7. Add the remaining stock, the tomatoes, the herbs and the maple syrup or whiskey, the sausage, chicken, the water and the rice if you’re choosing to cook it in the jambalaya. Cover and let simmer over medium-low heat for about 30 minutes, or until everything is nicely stewed together and the rice is tender.
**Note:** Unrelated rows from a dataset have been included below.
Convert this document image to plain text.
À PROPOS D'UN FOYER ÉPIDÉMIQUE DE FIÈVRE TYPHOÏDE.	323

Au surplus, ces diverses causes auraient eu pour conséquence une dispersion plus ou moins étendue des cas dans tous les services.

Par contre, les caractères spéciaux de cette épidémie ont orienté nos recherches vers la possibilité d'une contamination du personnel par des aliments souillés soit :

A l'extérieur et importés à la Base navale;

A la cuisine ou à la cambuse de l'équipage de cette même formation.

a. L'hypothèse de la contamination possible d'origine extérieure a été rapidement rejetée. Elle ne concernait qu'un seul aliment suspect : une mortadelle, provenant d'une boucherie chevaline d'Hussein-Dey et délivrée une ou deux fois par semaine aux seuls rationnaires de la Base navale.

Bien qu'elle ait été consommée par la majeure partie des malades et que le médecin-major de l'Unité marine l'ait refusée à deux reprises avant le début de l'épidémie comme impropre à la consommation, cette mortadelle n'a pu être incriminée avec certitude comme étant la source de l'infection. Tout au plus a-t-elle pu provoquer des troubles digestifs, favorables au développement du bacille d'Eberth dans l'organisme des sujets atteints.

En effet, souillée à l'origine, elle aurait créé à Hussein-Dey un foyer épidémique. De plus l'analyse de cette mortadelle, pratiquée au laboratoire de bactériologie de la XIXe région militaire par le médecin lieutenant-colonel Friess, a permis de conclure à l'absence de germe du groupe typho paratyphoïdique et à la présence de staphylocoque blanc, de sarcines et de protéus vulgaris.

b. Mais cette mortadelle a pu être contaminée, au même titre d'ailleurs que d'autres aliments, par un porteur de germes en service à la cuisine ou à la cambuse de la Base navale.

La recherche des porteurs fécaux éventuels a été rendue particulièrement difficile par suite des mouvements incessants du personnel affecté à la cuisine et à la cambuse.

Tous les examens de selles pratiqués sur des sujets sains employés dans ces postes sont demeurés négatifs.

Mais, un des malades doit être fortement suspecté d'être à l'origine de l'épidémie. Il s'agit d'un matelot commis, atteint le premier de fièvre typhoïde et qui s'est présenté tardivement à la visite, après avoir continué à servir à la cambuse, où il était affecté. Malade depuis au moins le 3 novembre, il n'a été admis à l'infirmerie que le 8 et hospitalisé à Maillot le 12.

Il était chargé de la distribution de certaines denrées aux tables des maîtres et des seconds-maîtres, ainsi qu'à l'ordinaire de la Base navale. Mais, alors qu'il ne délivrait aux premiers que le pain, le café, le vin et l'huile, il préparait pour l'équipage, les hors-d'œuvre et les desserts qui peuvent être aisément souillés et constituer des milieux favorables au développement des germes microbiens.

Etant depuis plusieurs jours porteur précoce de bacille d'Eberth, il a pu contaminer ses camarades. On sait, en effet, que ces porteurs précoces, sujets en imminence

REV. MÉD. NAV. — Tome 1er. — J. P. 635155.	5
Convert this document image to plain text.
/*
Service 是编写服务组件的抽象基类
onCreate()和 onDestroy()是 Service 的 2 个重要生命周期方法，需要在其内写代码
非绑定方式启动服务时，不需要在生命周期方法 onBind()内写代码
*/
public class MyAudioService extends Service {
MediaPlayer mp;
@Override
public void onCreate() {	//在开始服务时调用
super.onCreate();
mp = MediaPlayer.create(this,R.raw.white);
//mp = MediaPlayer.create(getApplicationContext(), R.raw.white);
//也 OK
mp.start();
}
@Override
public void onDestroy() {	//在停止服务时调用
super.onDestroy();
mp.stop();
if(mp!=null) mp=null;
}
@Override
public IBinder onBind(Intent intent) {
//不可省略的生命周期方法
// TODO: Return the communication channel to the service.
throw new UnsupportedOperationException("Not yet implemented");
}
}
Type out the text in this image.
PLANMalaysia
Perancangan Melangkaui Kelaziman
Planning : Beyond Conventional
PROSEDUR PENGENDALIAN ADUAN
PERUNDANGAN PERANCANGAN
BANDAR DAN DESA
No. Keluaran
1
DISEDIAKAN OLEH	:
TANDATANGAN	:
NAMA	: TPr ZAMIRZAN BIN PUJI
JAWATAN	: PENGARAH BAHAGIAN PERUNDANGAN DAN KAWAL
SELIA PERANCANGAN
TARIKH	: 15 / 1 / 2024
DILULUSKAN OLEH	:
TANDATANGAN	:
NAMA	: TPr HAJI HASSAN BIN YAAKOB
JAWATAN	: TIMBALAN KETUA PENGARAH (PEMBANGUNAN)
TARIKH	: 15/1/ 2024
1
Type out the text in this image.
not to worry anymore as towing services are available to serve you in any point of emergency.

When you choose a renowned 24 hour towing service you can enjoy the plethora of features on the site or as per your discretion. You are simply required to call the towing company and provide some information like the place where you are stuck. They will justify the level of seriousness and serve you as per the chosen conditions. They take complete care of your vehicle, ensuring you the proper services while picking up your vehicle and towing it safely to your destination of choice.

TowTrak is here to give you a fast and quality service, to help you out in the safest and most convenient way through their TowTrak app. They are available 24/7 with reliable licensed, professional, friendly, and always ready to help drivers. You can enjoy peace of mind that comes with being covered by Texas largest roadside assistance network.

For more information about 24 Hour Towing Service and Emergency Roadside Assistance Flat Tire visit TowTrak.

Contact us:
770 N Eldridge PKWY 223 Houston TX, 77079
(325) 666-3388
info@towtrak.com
Be sure to give it a stir every once in a while, adding water as necessary to keep things from sticking.
8. Stir in the red peppers, the shrimp and ½ cup of the parsley, taste test and season with salt and pepper to taste.
9. Re-lid the pot and cook the jambalaya for another ten minutes, adding water as necessary, until the peppers are tender and the shrimp is cooked through.
10. Serve hot in bowls garnished with the remaining parsley and enjoy!

 

Vegan Jambalaya

Vegan Jambalaya

This recipe makes eight, meal-sized servings.

Ingredients

• 1 large, firm eggplant (about 3 cups), chopped into bite-sized pieces
• 1.5 cups of okra, chopped into bite-sized pieces
• 2 medium-sized yellow onions, diced
• 1 tsp salt
• 2 tbsp smoked paprika, divided
• 1/4 cup olive oil, divided
• 2 tsp cumin seeds, lightly ground
• 1 tsp fennel seeds, lightly ground
• 2 tsp coriander seeds, lightly ground
• 1 poblano pepper, finely chopped
• 2 stalks celery, finely chopped
• 2 bay leaves
• 2 cups of chicken or veg stock
• 1 796ml can of diced tomatoes
• 1 tbsp dried thyme
• 2 tsp dried French tarragon
• 1 tbsp maple syrup (or 2 oz whiskey)
• 1.5 cups cold water
• 2 sweet red peppers, chopped into bite-sized pieces
• 3/4 cup fresh parsley, finely chopped
• 1.5 cups uncooked rice (I recommend par-boiled) or 3 cups cooked

Method

1. Preheat your oven to 425 degrees.
2. In a large bowl, toss the eggplant, okra and half of the onion together with half of the olive oil, the teaspoon of salt and half of the smoked paprika until well-combined.
3. Lay these out in a single layer on a baking sheet (you will likely need two so they’re not over-crowded) and roast in the preheated oven for about 15 minutes or until nicely browned, turning halfway through.
4. Remove from the oven and set aside.
5. In a large pot or dutch oven over medium heat, toast the remaining spices, stirring continuously, until fragrant.
6. To the pot, add the remaining oil, the remaining onion, the celery, the poblano and the bay leaves. Cook this mixture, stirring occasionally, until everything is very soft and beginning to brown.
7. Deglaze with a bit of the stock, ensuring any browned bits stuck to the bottom of the pot are lifted and incorporated into the vegetable mixture.
8. If you are cooking your rice apart from the jamba, get cooking this now.
9. Add the remaining stock, the tomatoes, the herbs and the maple syrup or whiskey, half of the water and the rice if you’re choosing to cook it in the jambalaya. Cover and let simmer over medium-low heat for about 30 minutes, or until everything is nicely stewed together and the rice is tender. Be sure to give it a stir every once in a while, adding water as necessary to keep things from sticking.
10. Stir in the red peppers and ½ cup of the parsley, taste test and season with salt and pepper to taste.
11. Re-lid the pot and cook the jambalaya for another ten minutes, adding water as necessary, until the peppers are tender.
12. Serve hot in bowls garnished with the remaining parsley and enjoy!